Ieri, 2 ottobre, qualche nonna e nonno ha voluto condividere con noi i biglietti e i lavoretti ricevuti in dono dai suoi nipotini. Quest’occasione, ci ha permesso di riflettere su due temi di grande importanza: quello di ricordo e quello di dono. Così, abbiamo deciso di dedicargli due SPUNT-ESERCIZI.


Il Ricordo

Il ricordo è alla base della nostra vita: la nostra personalità si forma grazie alla memoria e viene mantenuta viva proprio dai ricordi. Ricordi di esperienze passate, di sensazioni, di emozioni. Laddove il ricordo viene trascurato, anche la personalità di indebolirà: è quello che succede nel mondo dell’immersione digitale: siamo persone più piatte, spesso più incoerenti. Infatti, siamo abituati ad un flusso di informazioni e sensazioni che però ci sfuggono.
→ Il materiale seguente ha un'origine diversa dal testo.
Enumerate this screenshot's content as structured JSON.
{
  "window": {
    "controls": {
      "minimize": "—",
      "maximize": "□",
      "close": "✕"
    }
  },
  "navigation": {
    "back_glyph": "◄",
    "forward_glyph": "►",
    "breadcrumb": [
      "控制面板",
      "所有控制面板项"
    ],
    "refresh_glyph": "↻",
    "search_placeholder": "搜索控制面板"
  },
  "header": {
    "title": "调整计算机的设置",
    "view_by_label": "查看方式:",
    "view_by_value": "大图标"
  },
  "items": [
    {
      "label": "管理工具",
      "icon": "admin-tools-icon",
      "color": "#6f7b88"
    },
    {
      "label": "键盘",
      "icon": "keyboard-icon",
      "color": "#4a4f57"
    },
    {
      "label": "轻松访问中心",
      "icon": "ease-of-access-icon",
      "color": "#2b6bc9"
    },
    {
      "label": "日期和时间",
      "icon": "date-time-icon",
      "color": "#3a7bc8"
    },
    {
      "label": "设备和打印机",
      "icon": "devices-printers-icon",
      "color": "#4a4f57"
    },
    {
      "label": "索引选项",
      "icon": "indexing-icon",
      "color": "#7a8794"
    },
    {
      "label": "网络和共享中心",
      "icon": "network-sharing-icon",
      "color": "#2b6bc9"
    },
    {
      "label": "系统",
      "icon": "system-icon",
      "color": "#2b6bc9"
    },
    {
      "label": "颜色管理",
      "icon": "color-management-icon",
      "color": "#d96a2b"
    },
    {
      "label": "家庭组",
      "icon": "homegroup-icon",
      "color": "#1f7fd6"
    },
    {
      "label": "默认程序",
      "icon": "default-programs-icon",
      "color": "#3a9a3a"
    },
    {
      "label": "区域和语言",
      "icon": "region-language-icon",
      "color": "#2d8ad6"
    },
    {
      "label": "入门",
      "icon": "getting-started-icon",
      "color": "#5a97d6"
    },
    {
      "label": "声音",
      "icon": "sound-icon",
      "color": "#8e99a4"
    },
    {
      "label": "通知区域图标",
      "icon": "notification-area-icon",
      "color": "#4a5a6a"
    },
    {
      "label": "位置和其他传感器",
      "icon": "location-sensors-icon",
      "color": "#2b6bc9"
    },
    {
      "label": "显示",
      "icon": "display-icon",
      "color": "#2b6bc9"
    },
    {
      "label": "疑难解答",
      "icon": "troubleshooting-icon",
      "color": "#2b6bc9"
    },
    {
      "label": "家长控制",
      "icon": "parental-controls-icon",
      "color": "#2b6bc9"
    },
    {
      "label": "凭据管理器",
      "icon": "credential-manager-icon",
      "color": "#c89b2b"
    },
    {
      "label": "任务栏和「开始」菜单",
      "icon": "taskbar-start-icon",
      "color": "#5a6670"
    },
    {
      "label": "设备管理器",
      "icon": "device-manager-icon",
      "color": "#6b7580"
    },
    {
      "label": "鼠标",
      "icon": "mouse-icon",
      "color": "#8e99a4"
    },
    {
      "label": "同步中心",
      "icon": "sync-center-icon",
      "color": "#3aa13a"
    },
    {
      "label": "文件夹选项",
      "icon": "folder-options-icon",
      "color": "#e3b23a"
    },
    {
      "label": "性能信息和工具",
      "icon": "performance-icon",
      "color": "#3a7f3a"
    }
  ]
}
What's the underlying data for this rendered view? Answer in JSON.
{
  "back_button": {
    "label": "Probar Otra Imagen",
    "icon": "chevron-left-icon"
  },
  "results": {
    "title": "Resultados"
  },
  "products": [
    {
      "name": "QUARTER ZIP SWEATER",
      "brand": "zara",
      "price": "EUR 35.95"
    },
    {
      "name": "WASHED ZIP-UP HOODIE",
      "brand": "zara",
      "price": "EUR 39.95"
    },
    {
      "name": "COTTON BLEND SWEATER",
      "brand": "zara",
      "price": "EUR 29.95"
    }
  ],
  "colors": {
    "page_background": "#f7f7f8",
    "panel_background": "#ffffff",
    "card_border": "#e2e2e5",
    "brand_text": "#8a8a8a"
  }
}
Un esempio? Pensate alla vostra bacheca di Facebook: dopo 15 minuti già farete fatica a trovare il post di un amico, o quella foto che vi ha colpito. Non è necessariamente un dramma, a patto però di non dimenticarci l’importanza di conservare i nostri ricordi più intimi.
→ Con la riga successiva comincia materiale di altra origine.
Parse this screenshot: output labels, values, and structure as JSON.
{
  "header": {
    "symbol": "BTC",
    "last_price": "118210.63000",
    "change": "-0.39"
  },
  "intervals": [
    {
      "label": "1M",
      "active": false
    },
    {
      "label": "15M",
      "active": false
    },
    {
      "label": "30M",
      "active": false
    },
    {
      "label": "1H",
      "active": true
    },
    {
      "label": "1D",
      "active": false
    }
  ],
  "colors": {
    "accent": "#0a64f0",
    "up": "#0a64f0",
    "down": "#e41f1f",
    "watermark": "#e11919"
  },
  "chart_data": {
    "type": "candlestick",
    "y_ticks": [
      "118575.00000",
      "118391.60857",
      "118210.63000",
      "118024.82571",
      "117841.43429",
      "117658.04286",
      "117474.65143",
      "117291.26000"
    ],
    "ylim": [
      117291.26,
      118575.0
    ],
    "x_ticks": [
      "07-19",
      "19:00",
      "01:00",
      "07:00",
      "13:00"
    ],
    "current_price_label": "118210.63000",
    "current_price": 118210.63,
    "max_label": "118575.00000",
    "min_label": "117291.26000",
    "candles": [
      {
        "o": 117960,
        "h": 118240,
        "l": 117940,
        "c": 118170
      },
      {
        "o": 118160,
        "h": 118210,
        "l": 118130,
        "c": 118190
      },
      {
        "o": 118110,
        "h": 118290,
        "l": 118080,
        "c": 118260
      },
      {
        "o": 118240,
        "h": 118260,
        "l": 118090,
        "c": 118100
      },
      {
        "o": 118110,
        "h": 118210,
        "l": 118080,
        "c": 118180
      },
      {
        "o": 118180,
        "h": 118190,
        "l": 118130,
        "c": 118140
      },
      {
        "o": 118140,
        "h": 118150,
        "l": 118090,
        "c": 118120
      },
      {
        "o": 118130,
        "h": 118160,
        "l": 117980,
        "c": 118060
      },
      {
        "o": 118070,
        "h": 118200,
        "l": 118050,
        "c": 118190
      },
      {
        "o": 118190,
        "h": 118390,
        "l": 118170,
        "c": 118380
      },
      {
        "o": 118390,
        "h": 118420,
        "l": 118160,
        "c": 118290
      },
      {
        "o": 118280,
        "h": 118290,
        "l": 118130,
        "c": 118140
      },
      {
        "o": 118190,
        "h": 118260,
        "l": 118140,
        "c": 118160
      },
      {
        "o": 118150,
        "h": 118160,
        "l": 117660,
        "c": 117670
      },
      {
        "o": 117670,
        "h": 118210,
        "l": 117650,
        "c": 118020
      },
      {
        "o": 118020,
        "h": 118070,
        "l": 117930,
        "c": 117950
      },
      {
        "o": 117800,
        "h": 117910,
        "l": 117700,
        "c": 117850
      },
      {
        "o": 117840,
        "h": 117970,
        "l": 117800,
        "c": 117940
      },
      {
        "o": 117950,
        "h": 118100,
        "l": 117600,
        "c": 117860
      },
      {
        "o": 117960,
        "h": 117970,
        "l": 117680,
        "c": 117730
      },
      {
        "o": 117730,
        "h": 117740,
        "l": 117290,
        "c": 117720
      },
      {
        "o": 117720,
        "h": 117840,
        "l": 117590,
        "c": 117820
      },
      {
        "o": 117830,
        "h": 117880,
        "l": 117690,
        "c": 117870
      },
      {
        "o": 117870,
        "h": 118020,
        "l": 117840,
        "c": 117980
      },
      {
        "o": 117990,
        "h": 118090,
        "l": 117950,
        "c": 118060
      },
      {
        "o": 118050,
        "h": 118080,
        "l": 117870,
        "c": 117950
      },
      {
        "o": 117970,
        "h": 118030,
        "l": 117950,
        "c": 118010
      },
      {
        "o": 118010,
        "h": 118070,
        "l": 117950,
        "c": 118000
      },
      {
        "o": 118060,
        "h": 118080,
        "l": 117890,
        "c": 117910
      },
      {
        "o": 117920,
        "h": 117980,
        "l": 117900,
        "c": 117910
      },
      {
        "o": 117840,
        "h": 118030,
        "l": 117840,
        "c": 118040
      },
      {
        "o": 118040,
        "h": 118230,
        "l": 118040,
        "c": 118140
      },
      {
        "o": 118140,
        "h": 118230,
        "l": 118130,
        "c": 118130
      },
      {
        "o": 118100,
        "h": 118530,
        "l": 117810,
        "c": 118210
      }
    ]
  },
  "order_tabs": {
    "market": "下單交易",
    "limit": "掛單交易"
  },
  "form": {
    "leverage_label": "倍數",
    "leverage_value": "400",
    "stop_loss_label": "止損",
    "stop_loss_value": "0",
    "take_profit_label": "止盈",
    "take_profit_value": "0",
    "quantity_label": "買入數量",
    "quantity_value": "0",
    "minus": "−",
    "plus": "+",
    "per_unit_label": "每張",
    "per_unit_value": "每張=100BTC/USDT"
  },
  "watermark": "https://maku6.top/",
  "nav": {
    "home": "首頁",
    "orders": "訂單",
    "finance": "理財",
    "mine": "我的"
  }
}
SPUNT-ESERCIZIO: la scatola dei ricordi

Un tempo quasi ogni famiglia aveva i suoi ricordi, custoditi gelosamente come tesori. Album di fotografie sbiadite, scatole di cianfrusaglie intrise di affetto, cartoline e quant’altro. In un mondo digitale, proviamo a recuperare quest’abitudine: realizziamo insieme una scatola dei ricordi per ciascun membro della famiglia. Potrebbe essere una scatola di cartone decorata con il decoupage, oppure rivestita di qualche stoffa dall’aspetto prezioso.
La scatola dei ricordi può essere personale o di tutta la famiglia; forse la soluzione ideale sarebbe che ciascuno abbia la sua scatolina, ma che si condividano insieme i ricordi, raccontando e mostrando.

Rendete unica e preziosa la vostra scatola dei ricordi!

Il Dono

Ci sono culture in cui il dono è un momento sacro, che rende più felice chi lo fa che chi lo riceve. Forse è un caso, ma queste persone, anche quando vivono nella povertà più estrema o in condizioni per noi difficili da immaginare, iniziano la giornata con il sorriso e sono piene di gratitudine verso il mondo. Noi abbiamo conservato il concetto di dono nei momenti di festa (anche se, ammettiamolo, l’abbiamo un po’ annacquato confondendo dono e regalo), mentre nella quotidianità prevale l’individualismo e lo stress della routine.

Ma cosa significa donare? Principalmente, aprire il cuore. Il dono è la scelta consapevole di dedicare un poco del proprio tempo e delle proprie energie a qualcuno: un nostro caro, ma anche una persona incontrata per caso.

SPUNT-ESERCIZIO: sappiamo donare?

Uno SPUNT-ESERCIZIO un po’ filosofico. Impariamo a conoscerci meglio, con queste domande:

  • mi piace donare agli altri?
  • mi sento più felice quando faccio un dono a qualcuno?

E dopo aver risposto con sincerità, cominciate da un dono piccolo. Il concetto di dono è completamente disgiunto da quello di denaro, mentre fa rima con cuore. Preparare una tazza di tè, scrivere una poesia per una persona cara, preparare una crostata da condividere con gli amici. Questi sono i veri doni. Anche un “buongiorno!” detto con calore è un piccolo dono prezioso. Provate anche voi!